Yesterday @Shinmera mentioned Plump in the @XH004’s thread about performance optimization of it’s new HTML parser. And I decided to review it.
Plump is able to parse, modify and serialize an HTML back.
Let’s write a crawler to grab @shinmera’s posts from Twitter!
POFTHEDAY> (defvar *raw-html*
(dex:get "https://twitter.com/shinmera"))
POFTHEDAY> (defvar *html* (plump:parse *raw-html*))
;; We need all divs with class "tweet-text"
POFTHEDAY> (defvar *posts*
(remove-if-not (lambda (div)
(str:containsp "tweet-text"
(plump:attribute div "class")))
(plump:get-elements-by-tag-name *html* "p")))

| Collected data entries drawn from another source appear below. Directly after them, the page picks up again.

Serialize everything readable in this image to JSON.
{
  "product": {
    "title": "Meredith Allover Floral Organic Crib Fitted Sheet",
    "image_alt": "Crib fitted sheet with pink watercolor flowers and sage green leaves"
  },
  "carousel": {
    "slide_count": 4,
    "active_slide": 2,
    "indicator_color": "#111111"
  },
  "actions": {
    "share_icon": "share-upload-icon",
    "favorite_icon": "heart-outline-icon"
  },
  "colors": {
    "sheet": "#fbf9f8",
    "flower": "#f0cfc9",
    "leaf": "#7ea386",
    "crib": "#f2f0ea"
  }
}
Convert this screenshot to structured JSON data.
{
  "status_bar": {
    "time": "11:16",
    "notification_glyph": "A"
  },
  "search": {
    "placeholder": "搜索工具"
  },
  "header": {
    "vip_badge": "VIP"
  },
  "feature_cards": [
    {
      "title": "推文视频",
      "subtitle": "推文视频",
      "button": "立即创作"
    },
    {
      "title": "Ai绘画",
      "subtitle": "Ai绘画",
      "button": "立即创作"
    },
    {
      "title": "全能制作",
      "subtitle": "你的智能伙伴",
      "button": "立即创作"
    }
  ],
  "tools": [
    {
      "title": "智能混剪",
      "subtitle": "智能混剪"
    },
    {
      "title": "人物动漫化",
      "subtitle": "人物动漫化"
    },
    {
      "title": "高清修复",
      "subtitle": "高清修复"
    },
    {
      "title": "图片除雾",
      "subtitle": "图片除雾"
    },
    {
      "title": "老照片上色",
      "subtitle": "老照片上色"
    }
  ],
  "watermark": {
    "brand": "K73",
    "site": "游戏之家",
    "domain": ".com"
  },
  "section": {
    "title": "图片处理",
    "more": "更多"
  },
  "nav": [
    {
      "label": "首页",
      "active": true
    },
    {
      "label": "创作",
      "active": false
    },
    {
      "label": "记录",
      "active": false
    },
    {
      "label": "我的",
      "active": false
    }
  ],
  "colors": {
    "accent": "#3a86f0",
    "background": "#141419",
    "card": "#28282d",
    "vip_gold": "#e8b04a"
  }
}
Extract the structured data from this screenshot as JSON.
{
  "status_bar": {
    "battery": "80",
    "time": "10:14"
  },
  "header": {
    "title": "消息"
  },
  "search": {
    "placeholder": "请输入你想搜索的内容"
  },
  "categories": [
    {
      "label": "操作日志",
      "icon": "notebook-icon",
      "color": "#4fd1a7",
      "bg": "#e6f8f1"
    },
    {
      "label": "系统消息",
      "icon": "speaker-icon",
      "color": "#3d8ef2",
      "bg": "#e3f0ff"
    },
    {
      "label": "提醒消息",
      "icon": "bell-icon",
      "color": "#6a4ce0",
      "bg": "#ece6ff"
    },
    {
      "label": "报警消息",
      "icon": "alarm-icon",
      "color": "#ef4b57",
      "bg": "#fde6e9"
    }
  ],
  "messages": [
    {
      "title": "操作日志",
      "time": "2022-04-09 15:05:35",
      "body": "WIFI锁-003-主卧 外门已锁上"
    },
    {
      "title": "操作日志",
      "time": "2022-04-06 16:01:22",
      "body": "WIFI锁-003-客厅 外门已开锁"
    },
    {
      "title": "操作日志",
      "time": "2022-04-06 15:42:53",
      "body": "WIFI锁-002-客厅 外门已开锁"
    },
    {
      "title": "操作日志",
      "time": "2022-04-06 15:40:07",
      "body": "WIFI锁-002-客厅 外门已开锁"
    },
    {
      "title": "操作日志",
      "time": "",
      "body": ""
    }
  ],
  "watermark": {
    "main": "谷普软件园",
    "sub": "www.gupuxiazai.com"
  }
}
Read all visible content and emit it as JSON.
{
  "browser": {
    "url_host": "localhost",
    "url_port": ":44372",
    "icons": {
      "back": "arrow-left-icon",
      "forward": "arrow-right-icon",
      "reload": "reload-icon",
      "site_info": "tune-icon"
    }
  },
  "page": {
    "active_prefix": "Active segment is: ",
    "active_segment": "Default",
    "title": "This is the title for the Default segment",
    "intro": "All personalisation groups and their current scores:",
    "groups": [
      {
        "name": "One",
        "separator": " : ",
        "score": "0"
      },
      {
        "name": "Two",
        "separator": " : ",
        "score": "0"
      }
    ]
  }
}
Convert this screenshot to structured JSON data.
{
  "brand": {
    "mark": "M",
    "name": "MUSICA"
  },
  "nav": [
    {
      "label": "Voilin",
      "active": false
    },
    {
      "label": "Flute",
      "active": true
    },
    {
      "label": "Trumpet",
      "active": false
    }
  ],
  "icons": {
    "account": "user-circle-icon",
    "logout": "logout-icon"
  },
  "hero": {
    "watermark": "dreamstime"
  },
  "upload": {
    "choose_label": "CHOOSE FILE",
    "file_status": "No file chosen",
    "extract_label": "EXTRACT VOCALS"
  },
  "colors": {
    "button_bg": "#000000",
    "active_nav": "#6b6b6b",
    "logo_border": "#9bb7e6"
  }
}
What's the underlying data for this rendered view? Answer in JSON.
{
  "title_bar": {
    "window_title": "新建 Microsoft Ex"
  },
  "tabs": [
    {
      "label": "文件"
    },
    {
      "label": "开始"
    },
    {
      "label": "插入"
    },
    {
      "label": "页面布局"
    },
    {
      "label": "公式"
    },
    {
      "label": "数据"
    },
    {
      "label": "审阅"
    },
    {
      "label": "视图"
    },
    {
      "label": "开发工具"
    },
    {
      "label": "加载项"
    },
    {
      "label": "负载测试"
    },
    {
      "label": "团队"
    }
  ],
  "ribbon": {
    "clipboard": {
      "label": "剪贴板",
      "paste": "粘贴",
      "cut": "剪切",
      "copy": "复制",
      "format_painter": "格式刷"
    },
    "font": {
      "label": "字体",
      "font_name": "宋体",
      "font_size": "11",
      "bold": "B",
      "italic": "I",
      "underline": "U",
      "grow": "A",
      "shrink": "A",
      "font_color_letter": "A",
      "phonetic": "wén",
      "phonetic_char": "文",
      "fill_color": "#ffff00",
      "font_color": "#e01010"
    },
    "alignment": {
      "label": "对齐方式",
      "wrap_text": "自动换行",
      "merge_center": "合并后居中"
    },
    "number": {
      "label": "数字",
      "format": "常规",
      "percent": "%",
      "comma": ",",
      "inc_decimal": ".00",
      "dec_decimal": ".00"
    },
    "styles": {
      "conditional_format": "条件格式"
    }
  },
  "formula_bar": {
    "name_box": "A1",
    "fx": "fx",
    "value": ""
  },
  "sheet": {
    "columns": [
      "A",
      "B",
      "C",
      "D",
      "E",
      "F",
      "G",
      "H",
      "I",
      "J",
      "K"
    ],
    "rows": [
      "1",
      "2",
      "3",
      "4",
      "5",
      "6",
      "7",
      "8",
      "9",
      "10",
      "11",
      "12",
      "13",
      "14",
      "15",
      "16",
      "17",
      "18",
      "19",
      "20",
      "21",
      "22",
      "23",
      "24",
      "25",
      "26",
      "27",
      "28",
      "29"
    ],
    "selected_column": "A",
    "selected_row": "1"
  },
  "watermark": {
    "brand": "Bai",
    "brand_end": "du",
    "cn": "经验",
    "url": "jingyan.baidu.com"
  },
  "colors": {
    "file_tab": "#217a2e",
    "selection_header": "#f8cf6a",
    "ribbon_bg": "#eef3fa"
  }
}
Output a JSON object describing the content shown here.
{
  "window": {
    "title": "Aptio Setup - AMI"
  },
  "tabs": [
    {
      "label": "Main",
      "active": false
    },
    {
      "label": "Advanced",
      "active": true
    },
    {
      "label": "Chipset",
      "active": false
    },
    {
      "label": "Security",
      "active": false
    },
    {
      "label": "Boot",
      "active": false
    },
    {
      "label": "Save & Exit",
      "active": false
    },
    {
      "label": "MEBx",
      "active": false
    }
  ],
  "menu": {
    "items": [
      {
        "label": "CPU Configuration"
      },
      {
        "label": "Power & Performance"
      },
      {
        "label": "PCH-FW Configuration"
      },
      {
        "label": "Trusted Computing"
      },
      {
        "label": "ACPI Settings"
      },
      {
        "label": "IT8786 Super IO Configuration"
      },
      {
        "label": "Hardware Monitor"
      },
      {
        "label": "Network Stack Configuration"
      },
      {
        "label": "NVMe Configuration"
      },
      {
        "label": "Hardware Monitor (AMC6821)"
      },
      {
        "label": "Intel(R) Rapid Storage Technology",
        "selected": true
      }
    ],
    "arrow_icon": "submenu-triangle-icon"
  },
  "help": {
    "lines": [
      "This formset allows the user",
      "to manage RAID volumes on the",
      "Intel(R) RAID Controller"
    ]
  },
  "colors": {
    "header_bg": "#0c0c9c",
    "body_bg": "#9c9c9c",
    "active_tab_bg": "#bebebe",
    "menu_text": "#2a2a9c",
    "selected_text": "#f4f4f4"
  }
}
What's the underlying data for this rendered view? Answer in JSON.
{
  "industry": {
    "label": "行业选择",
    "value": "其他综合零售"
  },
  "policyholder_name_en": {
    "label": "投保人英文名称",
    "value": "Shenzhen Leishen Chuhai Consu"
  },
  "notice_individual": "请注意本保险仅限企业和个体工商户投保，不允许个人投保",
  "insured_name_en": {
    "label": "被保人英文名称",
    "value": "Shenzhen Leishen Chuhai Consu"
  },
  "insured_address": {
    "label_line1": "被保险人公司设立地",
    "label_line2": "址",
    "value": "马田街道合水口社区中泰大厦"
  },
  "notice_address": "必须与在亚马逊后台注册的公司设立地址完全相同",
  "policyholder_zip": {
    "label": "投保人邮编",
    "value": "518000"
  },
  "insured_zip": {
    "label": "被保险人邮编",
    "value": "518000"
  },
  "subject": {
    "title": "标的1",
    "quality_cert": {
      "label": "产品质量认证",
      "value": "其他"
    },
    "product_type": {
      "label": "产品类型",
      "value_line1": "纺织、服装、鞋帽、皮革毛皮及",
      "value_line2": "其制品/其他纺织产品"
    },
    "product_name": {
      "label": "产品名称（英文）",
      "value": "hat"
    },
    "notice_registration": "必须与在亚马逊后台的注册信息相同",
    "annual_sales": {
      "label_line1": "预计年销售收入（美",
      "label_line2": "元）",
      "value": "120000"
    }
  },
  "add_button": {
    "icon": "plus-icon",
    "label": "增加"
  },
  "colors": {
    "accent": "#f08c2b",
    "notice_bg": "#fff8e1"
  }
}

POFTHEDAY> (loop for post in (rutils:take 5 *posts*)
for full-text = (plump:render-text post)
for short-text = (str:shorten 40 full-text)
do (format t "- ~A~2%" short-text))
- 1478 Lighting sketch #onesies https:/...
- Trust Level: Swiss A fridge with cool...
- The arch.pic.twitter.com/gMamJfZ1r4
- らくがきばかりアップしていたやつ、今度は動きます。週末にプロクリエイトで描...
- Shit's broken. Will be back in a few ...
This library has more utils for HTML parsing. Read the documentation to learn more.
If you are going to write crawlers in Common lisp, I recommend you to use Plump together with another @shimera’s library - clss but we’ll play with it tomorrow :)